Problem Description
Given a 0-indexed array of distinct integers, nums, for each element nums[i] find the maximum length of a contiguous subarray in which nums[i] is the maximum element. Return an array ans where ans[i] represents that maximum length.
Key Insights
- For each element, determine how far you can extend to the left and right until encountering a number greater than the current element.
- Using a monotonic stack helps efficiently find the previous and next greater elements.
- The desired subarray for element nums[i] extends from (previous greater element + 1) to (next greater element - 1).
- Since all elements are distinct, the comparison is straightforward and each element will act as a unique maximum within its extendable range.
Space and Time Complexity
Time Complexity: O(n) – Each element is pushed and popped at most once onto the stack. Space Complexity: O(n) – Extra space is used for the left/right boundary arrays and the stacks.
Solution
We can solve the problem by determining for each index i the farthest indices to which we can expand while ensuring nums[i] remains the maximum in that subarray.
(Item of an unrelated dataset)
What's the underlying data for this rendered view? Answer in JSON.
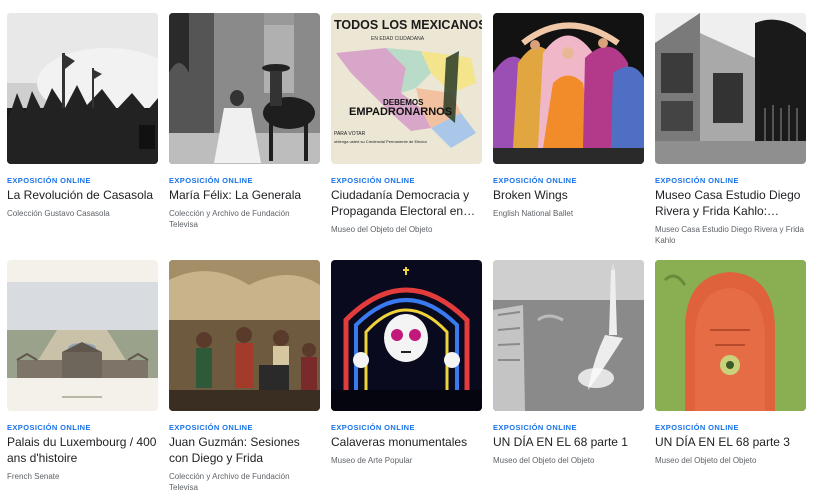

This can be done by finding:
- The nearest index to the left where the element is greater than nums[i] (or the array boundary if none exists).
- The nearest index to the right where the element is greater than nums[i] (or the array boundary if none exists).
We use two monotonic stacks:
- One to traverse from left-to-right to compute left boundaries.
- One to traverse from right-to-left to compute right boundaries.
Then, compute the maximal subarray length for nums[i] using: ans[i] = right[i] - left[i] + 1
This algorithm efficiently determines the answer for each element in one pass for left boundaries and one pass for right boundaries, ensuring O(n) time complexity.